In the terrific documentary about his work, The Secret Life of Lance Letscher, the collage artist points out that he doesn’t want his file boxes of source material organized too much, that he specifically avoids organizing them, so that he can find unexpected things when he starts searching. “He depends upon that chaos of stuff, of things lying around.”
“Keep your folders messy,” Steven Johnson says in Where Good Ideas Come From. This is also the secret to what he calls his “spark file,” the document he keeps on his computer to generate ideas:
The key is to capture as many hunches as possible, and to spend as little time as possible organizing or filtering or prioritizing them. (Keeping a single, chronological file is central to the process, because it forces you to scroll through the whole list each time you want to add something new.) Just get it all down as it comes to you, and make regular visits back to re-acquaint yourself with all your past explorations. You’ll be shocked how many useful hunches you’ve forgotten.
Film editor Walter Murch, in his brilliant book, In The Blink of an Eye, writes about how different kinds of editing machines affect his process of piecing together movies out of hundreds of hours of film. The most convenient and efficient machines — the “random-access” machines that can pull up any individual scene with a few keystrokes — are not necessarily the ones that are the most helpful to him.
“The machine gives me only what I ask for,” he writes, “and I don’t always want to go where I say I want to go.”
Like Letscher with his collages, Murch wants the material to guide his work, to tell him what to do next. Linear editing systems, in which he had to load a whole 10-minute reel of film in order to find what he was looking for, gave him many more moments of serendipity:
[I]n the mechanical, linear search for what I wanted, I would find instead what I needed—something different, better, more quirky, more accidental, more “true” than my first impression. I could recognize it when I saw it, but I couldn’t have articulated it in advance.
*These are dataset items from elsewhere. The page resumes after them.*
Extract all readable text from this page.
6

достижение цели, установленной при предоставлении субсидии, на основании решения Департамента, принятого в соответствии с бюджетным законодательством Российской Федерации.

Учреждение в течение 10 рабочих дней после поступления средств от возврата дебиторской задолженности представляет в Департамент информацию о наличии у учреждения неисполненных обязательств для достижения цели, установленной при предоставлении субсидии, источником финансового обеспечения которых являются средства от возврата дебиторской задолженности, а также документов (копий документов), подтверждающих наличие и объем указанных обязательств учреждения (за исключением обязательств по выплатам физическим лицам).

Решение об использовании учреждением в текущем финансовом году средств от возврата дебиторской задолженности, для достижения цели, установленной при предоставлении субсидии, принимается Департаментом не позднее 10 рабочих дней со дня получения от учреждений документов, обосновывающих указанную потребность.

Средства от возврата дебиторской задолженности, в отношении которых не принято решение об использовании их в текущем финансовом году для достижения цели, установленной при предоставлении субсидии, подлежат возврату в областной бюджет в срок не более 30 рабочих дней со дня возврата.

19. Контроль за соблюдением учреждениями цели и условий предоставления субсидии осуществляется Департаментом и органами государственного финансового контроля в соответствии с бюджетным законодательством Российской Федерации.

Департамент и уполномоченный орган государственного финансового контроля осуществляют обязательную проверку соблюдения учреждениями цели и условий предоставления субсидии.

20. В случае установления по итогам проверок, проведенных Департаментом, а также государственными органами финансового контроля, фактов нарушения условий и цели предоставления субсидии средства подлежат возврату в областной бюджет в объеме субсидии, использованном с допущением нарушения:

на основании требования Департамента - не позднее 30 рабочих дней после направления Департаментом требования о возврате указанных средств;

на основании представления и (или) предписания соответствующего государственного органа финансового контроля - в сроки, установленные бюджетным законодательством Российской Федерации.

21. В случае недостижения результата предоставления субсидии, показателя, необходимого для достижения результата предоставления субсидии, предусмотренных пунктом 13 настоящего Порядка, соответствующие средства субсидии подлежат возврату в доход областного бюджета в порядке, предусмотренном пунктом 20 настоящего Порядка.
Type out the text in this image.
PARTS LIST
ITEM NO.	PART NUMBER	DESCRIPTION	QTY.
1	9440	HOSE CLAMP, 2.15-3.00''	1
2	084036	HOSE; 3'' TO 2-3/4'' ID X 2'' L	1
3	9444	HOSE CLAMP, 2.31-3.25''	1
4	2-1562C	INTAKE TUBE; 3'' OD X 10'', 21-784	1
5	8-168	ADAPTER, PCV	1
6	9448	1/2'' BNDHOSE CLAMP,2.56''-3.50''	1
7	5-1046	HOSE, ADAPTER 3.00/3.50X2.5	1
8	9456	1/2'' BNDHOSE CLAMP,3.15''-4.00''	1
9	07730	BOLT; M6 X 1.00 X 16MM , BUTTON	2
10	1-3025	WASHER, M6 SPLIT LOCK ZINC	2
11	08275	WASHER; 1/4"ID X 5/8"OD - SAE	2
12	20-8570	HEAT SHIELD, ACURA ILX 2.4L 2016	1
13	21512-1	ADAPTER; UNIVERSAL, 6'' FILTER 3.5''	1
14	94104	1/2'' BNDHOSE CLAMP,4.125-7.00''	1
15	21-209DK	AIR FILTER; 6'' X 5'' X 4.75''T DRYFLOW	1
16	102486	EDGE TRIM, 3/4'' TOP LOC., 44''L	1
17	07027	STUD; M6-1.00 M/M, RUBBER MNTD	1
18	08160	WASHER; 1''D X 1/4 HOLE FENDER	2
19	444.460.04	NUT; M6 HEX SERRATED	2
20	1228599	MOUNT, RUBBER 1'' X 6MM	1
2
There are several paragraphs in Murch’s book about the importance of fighting against the touted “features” of digital tools, such as speed. “The real issue with speed,” he says, “Is not just how fast can you go, but where are you going so fast? It doesn’t help to arrive quickly if you wind up in the wrong place.”
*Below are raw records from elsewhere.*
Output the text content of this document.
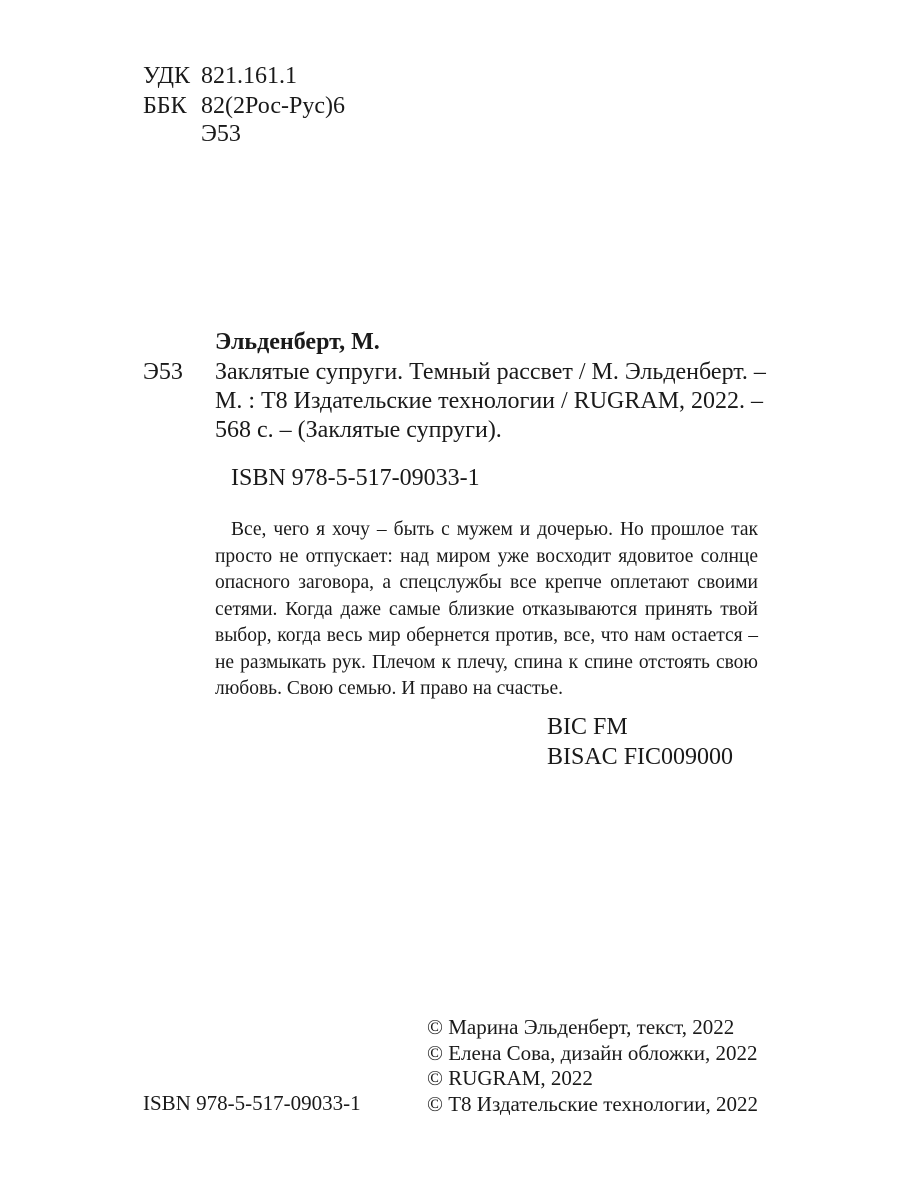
УДК 821.161.1
ББК 82(2Рос-Рус)6
Э53
Эльденберт, М.
Э53 Заклятые супруги. Темный рассвет / М. Эльденберт. –
М. : Т8 Издательские технологии / RUGRAM, 2022. –
568 с. – (Заклятые супруги).
ISBN 978-5-517-09033-1
Все, чего я хочу – быть с мужем и дочерью. Но прошлое так
просто не отпускает: над миром уже восходит ядовитое солнце
опасного заговора, а спецслужбы все крепче оплетают своими
сетями. Когда даже самые близкие отказываются принять твой
выбор, когда весь мир обернется против, все, что нам остается –
не размыкать рук. Плечом к плечу, спина к спине отстоять свою
любовь. Свою семью. И право на счастье.
BIC FM
BISAC FIC009000
© Марина Эльденберт, текст, 2022
© Елена Сова, дизайн обложки, 2022
© RUGRAM, 2022
© Т8 Издательские технологии, 2022
ISBN 978-5-517-09033-1
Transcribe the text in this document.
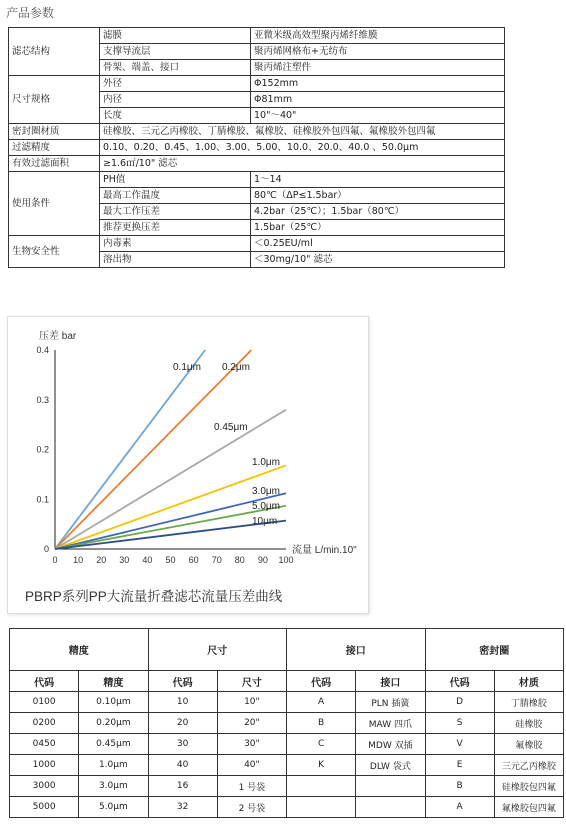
产品参数
滤芯结构	滤膜	亚微米级高效型聚丙烯纤维膜
	支撑导流层	聚丙烯网格布+无纺布
	骨架、端盖、接口	聚丙烯注塑件
尺寸规格	外径	Φ152mm
	内径	Φ81mm
	长度	10"～40"
密封圈材质	硅橡胶、三元乙丙橡胶、丁腈橡胶、氟橡胶、硅橡胶外包四氟、氟橡胶外包四氟	
过滤精度	0.10、0.20、0.45、1.00、3.00、5.00、10.0、20.0、40.0 、50.0μm	
有效过滤面积	≥1.6㎡/10" 滤芯	
使用条件	PH值	1～14
	最高工作温度	80℃（ΔP≤1.5bar）
	最大工作压差	4.2bar（25℃）；1.5bar（80℃）
	推荐更换压差	1.5bar（25℃）
生物安全性	内毒素	＜0.25EU/ml
	溶出物	＜30mg/10" 滤芯
压差 bar
流量 L/min.10"
0 10 20 30 40 50 60 70 80 90 100
0
0.1
0.2
0.3
0.4
0.1μm 0.2μm
0.45μm
1.0μm
3.0μm
5.0μm
10μm
PBRP系列PP大流量折叠滤芯流量压差曲线
精度		尺寸		接口		密封圈	
代码	精度	代码	尺寸	代码	接口	代码	材质
0100	0.10μm	10	10"	A	PLN 插簧	D	丁腈橡胶
0200	0.20μm	20	20"	B	MAW 四爪	S	硅橡胶
0450	0.45μm	30	30"	C	MDW 双插	V	氟橡胶
1000	1.0μm	40	40"	K	DLW 袋式	E	三元乙丙橡胶
3000	3.0μm	16	1 号袋			B	硅橡胶包四氟
5000	5.0μm	32	2 号袋			A	氟橡胶包四氟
Here’s writer Irving Welsh, on why he doesn’t organize his record collection:
“I don’t organize my CDs and vinyl by genre or alphabet anymore…. Having it all haphazard means I can never find what I want, but the benefit is that I always find something else, which is cool. I believe that art is as much about diversion as focus and planning.”
In her Autobiography, Agatha Christie talks about the importance of messiness when re-visiting her chaotic notebooks:
[I]f I had kept all these things neatly sorted and filed and labelled, it would save me a lot of trouble. However, it is a pleasure sometimes, when looking vaguely through a pile of old note-books to find something scribbled down, as: Possible plot—do it yourself—girl and not really sister—August— with a kind of sketch of a plot. What it’s all about I can’t remember now; but it often stimulates me, if not to write that identical plot, at least to write something else.
The theme, again, is that speed, efficiency, and convenience (a.k.a. the opposite of “trouble”) is often at odds with creative serendipity.
This is exactly why I still keep paper notebooks and make time in my writing process to dive back into them time and time again: because I often don’t know what I’m looking for, and even if I do, what I actually find is more often than not better than what I set out to find. If I was simply able to execute a full-text search on my notebooks, and pull up exactly what I was looking for, that’s all I’d find: exactly what I was looking for. And the real art is in finding what I didn’t know I was looking for.